We also decided to create a single jsonl file for each split in the dataset.
JSON-LD is a well-known Web standard for organization Linked Data (see this link for more information).
JSON Schema is a vocabulary that allows you to annotate and validate JSON documents (see this link for more information).
JSON Lines is a convenient format for storing structured data that may be processed one record at a time. It works well with Unix-like text processing tools and shell pipelines (see this link for more information).
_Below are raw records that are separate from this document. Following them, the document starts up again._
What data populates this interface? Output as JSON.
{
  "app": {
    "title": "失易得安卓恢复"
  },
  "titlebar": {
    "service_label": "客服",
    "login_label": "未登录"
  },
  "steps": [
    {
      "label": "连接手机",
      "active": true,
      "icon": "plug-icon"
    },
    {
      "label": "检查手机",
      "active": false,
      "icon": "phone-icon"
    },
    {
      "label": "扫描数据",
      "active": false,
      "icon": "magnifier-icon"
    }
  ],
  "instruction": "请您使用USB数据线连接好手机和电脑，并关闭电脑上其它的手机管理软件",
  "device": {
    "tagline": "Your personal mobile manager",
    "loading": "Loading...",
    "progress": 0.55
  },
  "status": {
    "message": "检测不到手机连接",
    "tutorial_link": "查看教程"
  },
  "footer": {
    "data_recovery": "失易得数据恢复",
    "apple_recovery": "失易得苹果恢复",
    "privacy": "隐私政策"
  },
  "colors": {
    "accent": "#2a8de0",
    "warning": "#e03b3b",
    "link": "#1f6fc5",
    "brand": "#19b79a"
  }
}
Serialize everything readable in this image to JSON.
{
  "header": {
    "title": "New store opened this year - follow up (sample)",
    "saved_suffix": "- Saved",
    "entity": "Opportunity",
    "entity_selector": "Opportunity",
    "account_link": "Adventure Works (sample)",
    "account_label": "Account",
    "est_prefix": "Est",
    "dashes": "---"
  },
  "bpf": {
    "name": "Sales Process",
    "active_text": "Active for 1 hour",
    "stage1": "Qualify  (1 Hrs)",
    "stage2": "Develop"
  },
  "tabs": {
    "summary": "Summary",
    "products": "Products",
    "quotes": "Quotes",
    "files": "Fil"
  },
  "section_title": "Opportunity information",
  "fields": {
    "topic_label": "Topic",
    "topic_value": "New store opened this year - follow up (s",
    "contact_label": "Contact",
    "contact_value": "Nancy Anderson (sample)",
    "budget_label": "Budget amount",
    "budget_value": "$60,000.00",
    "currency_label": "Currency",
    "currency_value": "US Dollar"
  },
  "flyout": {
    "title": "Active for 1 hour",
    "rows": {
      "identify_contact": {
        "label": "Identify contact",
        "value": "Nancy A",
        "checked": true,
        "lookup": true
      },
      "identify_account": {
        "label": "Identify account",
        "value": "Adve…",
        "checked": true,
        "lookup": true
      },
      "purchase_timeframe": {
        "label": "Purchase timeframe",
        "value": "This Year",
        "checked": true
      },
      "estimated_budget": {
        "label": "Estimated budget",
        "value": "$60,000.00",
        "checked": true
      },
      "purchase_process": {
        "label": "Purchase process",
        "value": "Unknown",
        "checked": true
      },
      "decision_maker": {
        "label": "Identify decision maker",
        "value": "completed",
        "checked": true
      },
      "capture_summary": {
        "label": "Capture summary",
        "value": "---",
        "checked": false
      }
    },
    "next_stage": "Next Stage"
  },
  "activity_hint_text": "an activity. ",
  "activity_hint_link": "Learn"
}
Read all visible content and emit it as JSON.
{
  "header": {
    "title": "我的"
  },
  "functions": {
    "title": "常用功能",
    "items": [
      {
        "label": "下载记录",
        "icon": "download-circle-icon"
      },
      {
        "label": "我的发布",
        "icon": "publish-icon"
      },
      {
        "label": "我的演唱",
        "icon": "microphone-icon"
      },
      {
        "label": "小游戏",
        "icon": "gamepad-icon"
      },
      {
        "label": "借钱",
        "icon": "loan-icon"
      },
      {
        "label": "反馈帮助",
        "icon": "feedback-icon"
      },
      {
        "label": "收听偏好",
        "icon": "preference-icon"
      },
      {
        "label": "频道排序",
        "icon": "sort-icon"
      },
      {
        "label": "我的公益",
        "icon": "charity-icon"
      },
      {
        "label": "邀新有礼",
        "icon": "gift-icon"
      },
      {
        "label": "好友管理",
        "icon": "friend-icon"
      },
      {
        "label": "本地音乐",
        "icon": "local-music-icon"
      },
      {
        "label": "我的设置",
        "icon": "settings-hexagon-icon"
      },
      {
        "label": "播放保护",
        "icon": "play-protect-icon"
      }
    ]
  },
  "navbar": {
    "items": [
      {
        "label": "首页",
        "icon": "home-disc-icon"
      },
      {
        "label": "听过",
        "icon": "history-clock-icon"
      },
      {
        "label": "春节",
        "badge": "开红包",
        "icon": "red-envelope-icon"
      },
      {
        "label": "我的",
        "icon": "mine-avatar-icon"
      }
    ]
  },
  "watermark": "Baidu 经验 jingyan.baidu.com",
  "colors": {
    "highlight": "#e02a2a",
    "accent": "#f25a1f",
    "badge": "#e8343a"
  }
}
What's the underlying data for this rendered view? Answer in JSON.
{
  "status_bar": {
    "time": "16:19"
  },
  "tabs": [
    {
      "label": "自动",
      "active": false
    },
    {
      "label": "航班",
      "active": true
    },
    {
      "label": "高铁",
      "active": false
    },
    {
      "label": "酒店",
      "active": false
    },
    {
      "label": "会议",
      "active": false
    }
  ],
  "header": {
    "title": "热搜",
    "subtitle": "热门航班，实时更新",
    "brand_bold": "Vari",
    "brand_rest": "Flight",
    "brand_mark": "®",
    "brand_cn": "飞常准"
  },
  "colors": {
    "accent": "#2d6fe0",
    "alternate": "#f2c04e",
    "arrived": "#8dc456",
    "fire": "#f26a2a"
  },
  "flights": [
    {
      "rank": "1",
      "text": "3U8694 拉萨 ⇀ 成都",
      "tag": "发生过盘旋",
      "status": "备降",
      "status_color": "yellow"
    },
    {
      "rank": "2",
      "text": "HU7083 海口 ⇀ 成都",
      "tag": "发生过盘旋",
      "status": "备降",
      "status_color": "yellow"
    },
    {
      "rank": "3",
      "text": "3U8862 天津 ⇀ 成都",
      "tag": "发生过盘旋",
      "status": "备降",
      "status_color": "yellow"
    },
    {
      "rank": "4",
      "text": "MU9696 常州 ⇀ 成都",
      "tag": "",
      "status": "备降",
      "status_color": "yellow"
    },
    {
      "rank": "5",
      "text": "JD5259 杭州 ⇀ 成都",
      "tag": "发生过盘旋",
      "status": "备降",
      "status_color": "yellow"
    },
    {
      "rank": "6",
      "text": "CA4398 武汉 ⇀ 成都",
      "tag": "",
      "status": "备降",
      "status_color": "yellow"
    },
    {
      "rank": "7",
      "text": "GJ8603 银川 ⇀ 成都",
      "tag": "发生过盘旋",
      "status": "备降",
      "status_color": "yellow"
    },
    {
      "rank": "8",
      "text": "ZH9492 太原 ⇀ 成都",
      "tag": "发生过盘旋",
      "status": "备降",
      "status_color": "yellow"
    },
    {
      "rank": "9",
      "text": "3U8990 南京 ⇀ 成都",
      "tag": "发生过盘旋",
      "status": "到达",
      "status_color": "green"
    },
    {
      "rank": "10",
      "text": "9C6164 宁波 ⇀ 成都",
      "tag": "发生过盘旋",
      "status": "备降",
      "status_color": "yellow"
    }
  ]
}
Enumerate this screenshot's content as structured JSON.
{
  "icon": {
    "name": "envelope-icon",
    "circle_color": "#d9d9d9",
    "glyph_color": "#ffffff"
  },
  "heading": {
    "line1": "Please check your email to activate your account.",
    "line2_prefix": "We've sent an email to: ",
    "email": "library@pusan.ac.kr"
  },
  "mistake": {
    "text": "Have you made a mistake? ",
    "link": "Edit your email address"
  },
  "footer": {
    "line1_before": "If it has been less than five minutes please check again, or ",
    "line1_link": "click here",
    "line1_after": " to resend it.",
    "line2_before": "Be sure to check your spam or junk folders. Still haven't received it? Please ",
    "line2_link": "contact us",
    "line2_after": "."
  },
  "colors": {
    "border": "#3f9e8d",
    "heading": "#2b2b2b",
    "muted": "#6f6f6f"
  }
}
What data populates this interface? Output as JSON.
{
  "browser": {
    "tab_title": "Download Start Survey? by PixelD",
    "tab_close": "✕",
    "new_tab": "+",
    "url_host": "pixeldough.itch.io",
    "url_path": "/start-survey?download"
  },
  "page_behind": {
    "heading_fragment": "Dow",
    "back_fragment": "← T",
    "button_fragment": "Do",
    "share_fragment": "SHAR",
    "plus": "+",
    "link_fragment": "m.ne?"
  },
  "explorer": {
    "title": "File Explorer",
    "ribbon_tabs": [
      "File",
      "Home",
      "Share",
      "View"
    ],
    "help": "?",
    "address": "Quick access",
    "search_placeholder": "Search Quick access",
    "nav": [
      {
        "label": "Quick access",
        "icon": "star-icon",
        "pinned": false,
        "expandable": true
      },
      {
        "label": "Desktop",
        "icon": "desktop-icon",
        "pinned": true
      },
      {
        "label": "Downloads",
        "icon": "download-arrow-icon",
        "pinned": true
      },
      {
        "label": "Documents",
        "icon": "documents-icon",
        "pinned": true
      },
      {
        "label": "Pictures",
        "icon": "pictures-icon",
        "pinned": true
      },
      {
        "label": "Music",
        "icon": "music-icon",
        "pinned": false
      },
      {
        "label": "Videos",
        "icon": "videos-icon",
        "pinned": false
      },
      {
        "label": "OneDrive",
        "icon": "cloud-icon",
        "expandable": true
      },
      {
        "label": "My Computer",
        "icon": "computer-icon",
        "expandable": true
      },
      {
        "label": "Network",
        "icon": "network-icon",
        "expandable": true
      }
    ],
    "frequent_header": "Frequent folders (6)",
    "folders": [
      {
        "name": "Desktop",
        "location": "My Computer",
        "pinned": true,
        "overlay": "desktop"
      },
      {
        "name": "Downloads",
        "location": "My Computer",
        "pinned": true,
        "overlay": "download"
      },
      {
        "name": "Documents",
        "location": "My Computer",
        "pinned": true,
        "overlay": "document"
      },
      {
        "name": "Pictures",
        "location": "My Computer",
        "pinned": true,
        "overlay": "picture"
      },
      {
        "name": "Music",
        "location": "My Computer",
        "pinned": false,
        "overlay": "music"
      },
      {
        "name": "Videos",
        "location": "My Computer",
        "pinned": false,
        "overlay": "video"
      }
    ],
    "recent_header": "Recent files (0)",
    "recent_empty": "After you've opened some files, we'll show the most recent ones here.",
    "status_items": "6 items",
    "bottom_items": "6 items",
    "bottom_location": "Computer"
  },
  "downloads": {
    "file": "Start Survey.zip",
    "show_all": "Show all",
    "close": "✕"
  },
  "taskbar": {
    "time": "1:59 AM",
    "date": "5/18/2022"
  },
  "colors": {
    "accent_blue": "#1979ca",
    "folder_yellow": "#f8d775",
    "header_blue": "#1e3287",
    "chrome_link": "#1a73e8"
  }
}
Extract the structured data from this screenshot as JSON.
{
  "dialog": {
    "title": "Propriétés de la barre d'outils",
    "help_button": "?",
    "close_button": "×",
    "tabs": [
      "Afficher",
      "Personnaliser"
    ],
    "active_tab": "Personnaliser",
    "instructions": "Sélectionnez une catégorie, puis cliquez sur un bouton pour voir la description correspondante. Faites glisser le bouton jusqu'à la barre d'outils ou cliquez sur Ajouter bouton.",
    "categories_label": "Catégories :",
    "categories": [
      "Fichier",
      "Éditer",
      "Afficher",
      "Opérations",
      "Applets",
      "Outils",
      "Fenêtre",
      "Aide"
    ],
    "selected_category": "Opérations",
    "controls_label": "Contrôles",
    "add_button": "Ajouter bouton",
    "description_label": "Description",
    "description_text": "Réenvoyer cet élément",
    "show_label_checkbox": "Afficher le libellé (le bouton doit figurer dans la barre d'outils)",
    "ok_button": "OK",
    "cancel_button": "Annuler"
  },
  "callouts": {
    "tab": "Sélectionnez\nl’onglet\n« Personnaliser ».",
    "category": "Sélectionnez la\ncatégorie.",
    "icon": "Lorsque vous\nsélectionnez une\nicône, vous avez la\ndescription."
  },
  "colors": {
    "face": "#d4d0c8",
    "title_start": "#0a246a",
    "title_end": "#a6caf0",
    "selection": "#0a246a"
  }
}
The aim of the documents_content
schema is to store outputs from external tools.
Under the tokens_layer property we store information about tokens extracted from the document.
The data that is stored in the tokens_layer is a list of tokens created from the document's text,
positions of those tokens represented by bounding boxes, and, optionally, confidence scores of the OCR engine.
What is more, it also stores information about pages of a document and lines of text.
Each token is mapped to a line of text and document page where it appears.
For each line and each page, a list of token identifiers is created.
We also store information about bounding boxes for each page and each line of text.
For more details please refer to descriptions in schema/tokens_layer.json
.
The main advantage of using tokens_layer, compared to hOCR, is easier parsing and the use of less disk space.
Please refer to examples
directory to see fragments of AxCell and DocVQA datasets defined according to the format.
Moreover, in examples
directory one may find two one-document examples of schema-compliant descriptions: examples/simple_example
and examples/group_examples
.
Both examples contain document.jsonl
and documents_content.jsonl
files.
simple_example
dataset consists of the three-lines one-page document with English text:
On the 12th of January 2021
we met in Kingston
Values that were annotated for this document are: city: Kingston
and date: 12.01.2021
.
Also, different formats of dates are allowed.
group_example
dataset consists of one one-page document with three-line English text:
John Smith and Mary Jones were
grouped together, the same as Kate
TAYLOR and Alex Armstrong.
Values which were annotated are groups: group 1 is John Smith and Mary Jones, group 2 is Kate Taylor and Alex Armstrong. We would like to allow surnames also in lower and upper case modes.